2. Fundamentos da Reforma Tributária e o novo paradigma do IBS e da CBS
A Lei Complementar nº 214/2025 instituiu o IBS e a CBS como tributos de base ampla, incidindo sobre o consumo de bens e serviços, em substituição a cinco tributos anteriores — ICMS, ISS, PIS, COFINS e IPI —, cada um regido por legislação, base de cálculo e regime de apuração distintos. O objetivo declarado do legislador foi o de simplificar o sistema, mitigar a guerra fiscal entre entes federativos e conferir racionalidade à tributação indireta, de modo a fortalecer o princípio constitucional da capacidade contributiva e assegurar a neutralidade econômica.
A neutralidade, nesse contexto, não é mera diretriz política, mas princípio estruturante que exige que a tributação sobre o consumo não interfira nas decisões econômicas dos agentes. Para tanto, o crédito financeiro integral — isto é, o direito de abater todo o imposto incidente sobre aquisições anteriores — constitui o instrumento por excelência de efetivação da não cumulatividade. A lógica é simples: o tributo incide sobre o valor agregado em cada etapa, e não sobre o valor total da operação.
Entretanto, a concretização desse modelo depende de um sistema de documentação fiscal rigoroso e interoperável, capaz de garantir que cada crédito seja lastreado em operação efetiva e documentalmente comprovada. Foi precisamente com esse objetivo que o CONFAZ, por meio da Nota Técnica nº 2025/002, introduziu novas finalidades de emissão na NF-e modelo 55, incluindo as categorias de nota de débito e nota de crédito. Tais documentos servem para registrar ajustes e eventos financeiros que afetam o valor da operação, permitindo que o sistema de apuração automatizada possa reconhecer o crédito ou o débito correspondente.
A inserção desses documentos no fluxo fiscal automatizado atende à previsão contida na própria Lei Complementar nº 214/2025, que determina a criação da declaração assistida — um modelo em que a apuração e a escrituração do contribuinte são pré-preenchidas a partir de informações capturadas eletronicamente. Desse modo, o Estado passa a exercer um controle indireto, mas contínuo, sobre a veracidade das operações, reduzindo a necessidade de fiscalização ex post e fomentando a autorregularidade.
Esse novo paradigma reflete uma mudança ontológica no direito tributário contemporâneo: a substituição da “presunção de desconfiança” — típica do modelo declaratório — por um sistema de conformidade digital, em que a boa-fé objetiva e a cooperação técnica entre fisco e contribuinte tornam-se elementos de governança fiscal. O contribuinte passa a ser visto como partícipe do sistema arrecadatório, e não como seu antagonista, devendo cumprir obrigações eletrônicas que alimentam a base de dados pública e, ao mesmo tempo, garantem-lhe o direito ao crédito.

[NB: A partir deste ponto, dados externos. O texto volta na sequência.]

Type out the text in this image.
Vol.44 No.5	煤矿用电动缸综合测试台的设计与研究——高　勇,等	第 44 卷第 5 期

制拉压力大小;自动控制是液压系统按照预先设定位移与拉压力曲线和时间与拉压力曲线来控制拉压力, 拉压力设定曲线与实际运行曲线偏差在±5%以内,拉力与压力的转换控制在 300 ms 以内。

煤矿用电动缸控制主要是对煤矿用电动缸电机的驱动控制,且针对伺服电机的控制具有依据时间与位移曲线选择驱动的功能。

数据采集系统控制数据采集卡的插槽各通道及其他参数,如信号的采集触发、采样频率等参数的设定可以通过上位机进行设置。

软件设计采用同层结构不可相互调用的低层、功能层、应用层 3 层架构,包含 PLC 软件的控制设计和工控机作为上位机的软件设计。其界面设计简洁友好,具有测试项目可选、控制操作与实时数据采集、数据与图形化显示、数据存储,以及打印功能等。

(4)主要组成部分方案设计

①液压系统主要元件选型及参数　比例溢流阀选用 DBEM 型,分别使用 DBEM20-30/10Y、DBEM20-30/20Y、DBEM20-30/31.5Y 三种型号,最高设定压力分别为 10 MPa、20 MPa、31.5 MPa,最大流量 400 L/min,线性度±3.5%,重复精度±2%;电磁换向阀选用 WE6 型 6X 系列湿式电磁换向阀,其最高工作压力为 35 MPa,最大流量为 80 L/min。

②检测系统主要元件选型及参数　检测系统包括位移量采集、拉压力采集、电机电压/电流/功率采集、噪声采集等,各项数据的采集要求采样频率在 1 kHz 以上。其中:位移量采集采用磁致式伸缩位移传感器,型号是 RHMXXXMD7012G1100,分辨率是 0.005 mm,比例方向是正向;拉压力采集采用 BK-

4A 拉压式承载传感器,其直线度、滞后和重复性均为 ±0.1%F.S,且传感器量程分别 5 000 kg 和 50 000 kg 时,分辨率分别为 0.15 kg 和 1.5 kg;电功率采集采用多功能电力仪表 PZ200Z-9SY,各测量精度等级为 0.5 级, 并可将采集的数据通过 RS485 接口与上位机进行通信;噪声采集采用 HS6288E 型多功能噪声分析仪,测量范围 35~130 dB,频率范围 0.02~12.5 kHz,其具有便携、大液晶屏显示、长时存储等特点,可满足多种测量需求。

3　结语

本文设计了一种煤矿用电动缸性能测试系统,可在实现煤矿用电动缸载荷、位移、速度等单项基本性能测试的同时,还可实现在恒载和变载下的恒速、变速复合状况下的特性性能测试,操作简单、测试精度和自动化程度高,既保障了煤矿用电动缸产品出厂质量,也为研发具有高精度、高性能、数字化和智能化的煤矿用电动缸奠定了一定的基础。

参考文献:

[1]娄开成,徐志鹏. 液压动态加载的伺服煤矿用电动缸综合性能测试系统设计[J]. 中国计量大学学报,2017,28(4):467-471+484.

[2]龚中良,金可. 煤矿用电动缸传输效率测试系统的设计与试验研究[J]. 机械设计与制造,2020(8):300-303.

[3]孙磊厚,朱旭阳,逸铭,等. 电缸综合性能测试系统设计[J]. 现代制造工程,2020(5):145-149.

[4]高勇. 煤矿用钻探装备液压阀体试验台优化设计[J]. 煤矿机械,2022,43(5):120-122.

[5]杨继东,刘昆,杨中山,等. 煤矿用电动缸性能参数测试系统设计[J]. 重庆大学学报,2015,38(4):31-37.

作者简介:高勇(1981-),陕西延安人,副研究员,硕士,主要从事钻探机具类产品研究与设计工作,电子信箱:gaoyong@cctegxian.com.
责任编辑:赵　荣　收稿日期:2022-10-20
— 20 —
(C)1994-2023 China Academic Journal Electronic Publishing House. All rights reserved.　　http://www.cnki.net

Em síntese, o IBS e a CBS não representam apenas uma reforma de tributos, mas a implantação de um novo regime jurídico de incidência, em que o fato gerador é documental, a apuração é automatizada e a segurança jurídica decorre da integridade informacional. Nesse cenário, a nota de débito surge como a expressão paradigmática dessa nova era, pois é por meio dela que se registra, em linguagem fiscal, a própria realidade econômica das transações empresariais — uma realidade agora codificada em bits, eventos e protocolos eletrônicos.
3. A nota de débito como documento fiscal de ajuste e apuração
A nota de débito, no regime instituído pela Lei Complementar nº 214/2025, é o documento fiscal destinado a formalizar a cobrança de valores adicionais que não constaram do documento original da operação — a exemplo de multas moratórias, juros compensatórios, encargos financeiros ou ajustes contratuais de natureza pecuniária. Seu escopo é, portanto, eminentemente integrador: viabiliza a harmonização entre a dimensão econômica da operação e o reflexo fiscal que dela decorre.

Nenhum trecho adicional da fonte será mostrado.